We have a few preventive measures in place to detect security vulnerabilities:
- Renovate & Dependabot help us keep our dependencies up-to-date to patch vulnerabilities as soon as possible by creating awareness and automated PRs.
- Snyk helps us ship secure container images:
- Images are scanned in every pull request (PR) to detect new vulnerabilities.
- Published images on GitHub Container Registry are monitored to detect new vulnerabilities so we can ship patches
- Whitesource Bolt for GitHub helps us with identifying vulnerabilities in our dependencies to raise awareness.
- Trivy helps us with identifying vulnerabilities in our dependencies and docker images to raise awareness as part of our CI.
- Semgrep helps us with identifying vulnerabilities in our code and docker images to raise awareness as part of our CI.
- GitHub's security features are constantly monitoring our repo and dependencies:
- All pull requests (PRs) are using CodeQL to scan our source code for vulnerabilities
- Dependabot will automatically identify vulnerabilities based on GitHub Advisory Database and open PRs with patches
- Automated secret scanning & alerts
- The Scorecard GitHub Action automates the process by running security checks on the GitHub repository. By integrating this Action into the repository's workflow, we can continuously monitor the project’s security posture. The Scorecard checks cover various security best practices and provide scores for multiple categories. Some checks include Code Reviews, Branch Protection, Signed Releases, etc.
KEDA maintainers are working to improve our prevention by adding additional measures:
- Scan changes to Helm charts in PRs (issue)
We strive to ship secure software, but we need the community to help us find security breaches.
In case of a confirmed breach, reporters will get full credit and can be keep in the loop, if preferred.
We ask that all suspected vulnerabilities be privately and responsibly disclosed by contacting our maintainers.

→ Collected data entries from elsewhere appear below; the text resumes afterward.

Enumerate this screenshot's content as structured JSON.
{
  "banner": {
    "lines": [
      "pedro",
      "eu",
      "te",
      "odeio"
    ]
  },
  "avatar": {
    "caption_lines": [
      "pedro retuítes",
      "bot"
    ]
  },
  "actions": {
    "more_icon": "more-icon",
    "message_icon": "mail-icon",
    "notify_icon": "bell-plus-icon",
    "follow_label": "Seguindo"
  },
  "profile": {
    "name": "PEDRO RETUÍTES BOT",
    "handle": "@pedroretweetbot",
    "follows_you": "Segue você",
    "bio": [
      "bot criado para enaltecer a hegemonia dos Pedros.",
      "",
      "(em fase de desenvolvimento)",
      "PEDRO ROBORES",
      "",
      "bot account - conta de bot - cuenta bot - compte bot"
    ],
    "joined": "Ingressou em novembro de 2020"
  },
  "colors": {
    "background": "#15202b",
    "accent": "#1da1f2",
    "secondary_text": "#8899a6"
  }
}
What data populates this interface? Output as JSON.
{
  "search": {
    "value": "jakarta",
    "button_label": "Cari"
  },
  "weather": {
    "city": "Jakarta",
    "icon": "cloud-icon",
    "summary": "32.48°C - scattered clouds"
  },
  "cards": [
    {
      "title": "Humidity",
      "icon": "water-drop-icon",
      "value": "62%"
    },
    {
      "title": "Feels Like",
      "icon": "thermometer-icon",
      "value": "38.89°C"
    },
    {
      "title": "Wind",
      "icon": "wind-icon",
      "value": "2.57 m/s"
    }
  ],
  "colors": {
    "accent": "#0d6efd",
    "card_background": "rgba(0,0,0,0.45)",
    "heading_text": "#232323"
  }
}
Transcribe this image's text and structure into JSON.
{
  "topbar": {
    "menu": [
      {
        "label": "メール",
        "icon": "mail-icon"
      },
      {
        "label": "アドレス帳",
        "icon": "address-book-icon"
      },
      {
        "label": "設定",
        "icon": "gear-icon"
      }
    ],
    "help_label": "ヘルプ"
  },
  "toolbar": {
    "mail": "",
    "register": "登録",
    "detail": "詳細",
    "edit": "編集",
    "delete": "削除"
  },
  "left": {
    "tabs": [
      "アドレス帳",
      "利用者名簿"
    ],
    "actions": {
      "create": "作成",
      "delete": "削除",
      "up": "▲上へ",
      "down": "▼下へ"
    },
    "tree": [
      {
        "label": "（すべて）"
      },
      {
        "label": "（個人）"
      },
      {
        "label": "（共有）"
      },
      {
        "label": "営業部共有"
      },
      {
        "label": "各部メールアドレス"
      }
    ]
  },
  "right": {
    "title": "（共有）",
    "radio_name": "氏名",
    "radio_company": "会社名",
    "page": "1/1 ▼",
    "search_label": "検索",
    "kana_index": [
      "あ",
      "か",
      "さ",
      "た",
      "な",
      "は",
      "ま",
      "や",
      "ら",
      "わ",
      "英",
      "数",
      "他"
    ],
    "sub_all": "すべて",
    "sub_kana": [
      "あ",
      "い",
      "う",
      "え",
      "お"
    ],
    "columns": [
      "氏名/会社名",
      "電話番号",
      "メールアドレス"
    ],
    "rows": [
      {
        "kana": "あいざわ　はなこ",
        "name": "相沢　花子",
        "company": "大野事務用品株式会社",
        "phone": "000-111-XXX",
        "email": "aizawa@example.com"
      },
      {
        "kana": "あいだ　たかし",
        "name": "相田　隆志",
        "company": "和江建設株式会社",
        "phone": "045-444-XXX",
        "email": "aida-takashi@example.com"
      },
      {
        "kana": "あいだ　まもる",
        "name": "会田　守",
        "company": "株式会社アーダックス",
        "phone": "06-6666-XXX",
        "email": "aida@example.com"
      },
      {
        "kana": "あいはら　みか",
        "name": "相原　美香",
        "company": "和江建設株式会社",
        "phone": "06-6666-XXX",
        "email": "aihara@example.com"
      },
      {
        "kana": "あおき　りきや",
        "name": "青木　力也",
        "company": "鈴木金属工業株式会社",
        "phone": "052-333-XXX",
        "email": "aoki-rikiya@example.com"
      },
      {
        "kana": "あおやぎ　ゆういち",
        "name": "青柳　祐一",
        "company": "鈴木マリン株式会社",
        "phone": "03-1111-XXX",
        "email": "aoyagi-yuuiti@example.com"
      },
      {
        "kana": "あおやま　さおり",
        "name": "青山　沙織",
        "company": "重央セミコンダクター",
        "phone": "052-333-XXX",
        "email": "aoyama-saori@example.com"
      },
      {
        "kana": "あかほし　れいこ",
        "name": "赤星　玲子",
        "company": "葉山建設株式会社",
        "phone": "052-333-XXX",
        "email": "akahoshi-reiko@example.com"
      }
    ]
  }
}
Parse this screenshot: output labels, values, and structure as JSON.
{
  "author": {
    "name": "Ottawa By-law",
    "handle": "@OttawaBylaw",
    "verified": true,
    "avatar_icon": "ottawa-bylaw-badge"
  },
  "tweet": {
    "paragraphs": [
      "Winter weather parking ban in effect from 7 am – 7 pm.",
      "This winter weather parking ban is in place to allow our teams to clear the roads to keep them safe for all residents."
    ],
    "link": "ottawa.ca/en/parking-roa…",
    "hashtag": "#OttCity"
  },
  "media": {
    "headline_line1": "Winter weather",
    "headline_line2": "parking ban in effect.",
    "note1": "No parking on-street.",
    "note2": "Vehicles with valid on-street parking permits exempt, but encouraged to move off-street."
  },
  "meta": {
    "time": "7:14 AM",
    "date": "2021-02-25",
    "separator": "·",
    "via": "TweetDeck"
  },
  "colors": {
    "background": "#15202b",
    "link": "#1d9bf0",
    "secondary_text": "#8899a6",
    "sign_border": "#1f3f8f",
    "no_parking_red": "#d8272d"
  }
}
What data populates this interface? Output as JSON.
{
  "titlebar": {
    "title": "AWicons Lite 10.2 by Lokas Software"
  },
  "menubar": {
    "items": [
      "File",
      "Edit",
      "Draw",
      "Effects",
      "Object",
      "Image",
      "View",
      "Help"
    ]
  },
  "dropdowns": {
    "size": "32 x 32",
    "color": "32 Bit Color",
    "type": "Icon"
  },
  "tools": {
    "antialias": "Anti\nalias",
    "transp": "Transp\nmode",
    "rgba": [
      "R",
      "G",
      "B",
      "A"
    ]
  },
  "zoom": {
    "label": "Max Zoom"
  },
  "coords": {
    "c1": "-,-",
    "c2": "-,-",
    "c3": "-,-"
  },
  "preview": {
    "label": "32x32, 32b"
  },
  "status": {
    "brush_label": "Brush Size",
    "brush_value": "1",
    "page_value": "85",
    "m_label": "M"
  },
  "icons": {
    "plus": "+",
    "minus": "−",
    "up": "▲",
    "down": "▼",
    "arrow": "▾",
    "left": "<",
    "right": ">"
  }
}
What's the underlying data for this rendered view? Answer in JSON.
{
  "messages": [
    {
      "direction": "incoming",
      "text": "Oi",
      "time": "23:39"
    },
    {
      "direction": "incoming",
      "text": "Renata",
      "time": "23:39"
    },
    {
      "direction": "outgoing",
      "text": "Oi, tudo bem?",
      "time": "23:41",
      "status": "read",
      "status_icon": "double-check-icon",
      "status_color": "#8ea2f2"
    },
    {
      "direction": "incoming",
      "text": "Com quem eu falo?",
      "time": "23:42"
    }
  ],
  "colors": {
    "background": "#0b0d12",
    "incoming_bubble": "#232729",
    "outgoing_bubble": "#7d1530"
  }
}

If you know of a publicly disclosed security vulnerability please IMMEDIATELY email the KEDA maintainers to inform about the vulnerability so they may start the patch, release, and communication process.
We do not provide compensations for reporting vulnerabilities except for eternal gratitude.
GitHub Security Advisory will be used to communicate during the process of identifying, fixing & shipping the mitigation of the vulnerability.
The advisory will only be made public when the patched version is released to inform the community of the breach and its potential security impact.